The prisoners were closely secured, and the slightest motion might have whelmed in misery. But, was it strange? — THEY TOO SLEEP: The father! the mother!! and the sister!!! of those they knew not of — but of those who alike burned with ardor to deliver them from their captors. In a few moments they had both ascended, and looking eagerly around they saw that the whole party slept, while their decaying fires cast a faint glimmer of light on the recumbent groups.

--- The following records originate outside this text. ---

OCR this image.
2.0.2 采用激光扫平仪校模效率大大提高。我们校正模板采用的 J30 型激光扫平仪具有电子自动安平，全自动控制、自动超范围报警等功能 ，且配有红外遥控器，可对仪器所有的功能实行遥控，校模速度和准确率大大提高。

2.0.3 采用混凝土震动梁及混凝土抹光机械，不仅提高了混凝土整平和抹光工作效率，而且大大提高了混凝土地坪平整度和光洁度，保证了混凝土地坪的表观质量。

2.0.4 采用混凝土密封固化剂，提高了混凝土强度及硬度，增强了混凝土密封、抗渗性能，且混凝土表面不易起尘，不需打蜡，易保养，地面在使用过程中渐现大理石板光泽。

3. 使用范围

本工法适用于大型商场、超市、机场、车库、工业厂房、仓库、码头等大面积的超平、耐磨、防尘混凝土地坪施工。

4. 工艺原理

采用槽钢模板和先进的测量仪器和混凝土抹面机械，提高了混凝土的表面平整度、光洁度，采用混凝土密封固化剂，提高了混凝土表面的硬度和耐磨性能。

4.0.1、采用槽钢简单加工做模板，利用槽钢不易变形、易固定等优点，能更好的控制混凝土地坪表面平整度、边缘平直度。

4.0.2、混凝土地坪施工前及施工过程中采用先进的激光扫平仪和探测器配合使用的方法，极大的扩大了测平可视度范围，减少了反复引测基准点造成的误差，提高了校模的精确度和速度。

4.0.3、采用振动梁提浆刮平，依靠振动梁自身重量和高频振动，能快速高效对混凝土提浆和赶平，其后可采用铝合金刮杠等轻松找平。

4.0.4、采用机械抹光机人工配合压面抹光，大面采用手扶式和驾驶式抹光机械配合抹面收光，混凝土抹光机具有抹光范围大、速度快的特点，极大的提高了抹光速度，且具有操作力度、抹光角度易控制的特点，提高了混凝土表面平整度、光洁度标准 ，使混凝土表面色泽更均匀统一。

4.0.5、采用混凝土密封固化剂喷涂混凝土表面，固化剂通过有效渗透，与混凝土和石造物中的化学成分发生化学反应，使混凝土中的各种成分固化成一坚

Hastily the Dwarf cut asunder the thongs which connected the captives with the persons of their captors, and fearful, lest that by awaking them he should lose the advantages which then presented themselves, with caution, divested the savages one by one of such of their weapons as could be obtained without arousing the sleepers. The Hunter, thus while, was not so inactive, f his well-known voice he soon found means to awaken his relatives, without having stirred the slumberers who had guarded them, and without noise or bustle they were removed to the secure recesses of the cave. The dwarf in the mean time was engaged in arranging a slow-match which should cause an explosion that would arouse and terrify the red-skins as soon as his retreat was achieved. His object was accomplished without accident to himself or friends, but when their foes were aroused by this stratagem, perceiving at the instant that their captives had escaped, and struck with the mystery of the event, their wild, horrid and startling howl and yell rang like the screamings of ten thousand wolves along the forest, and they fled like startled deer from the scene of their encampment, leaving their very weapons upon the ground.

But then came the deep and thrilling effect of maternal recognition. The mother knew her child-the son his mother. The changes of Time had not obliterated recollection, although the recognition was, on the one part, mingled with the cold and distant feeling of Distrust.


NOTE. — On the banks of the beautiful Mohawk are yet to be seen the remains of a log house where the Dwarf Indian ended his earthly career, and the church-yard tells the tale, by a marble slab, of the rescue of the parents of those who, although Brothers, never enjoyed but an indistinct idea of Affection, and who parted from this life, without regret for want of a communion of feeling to the future world of Spirits. Such are the ties by which nature binds man and man together.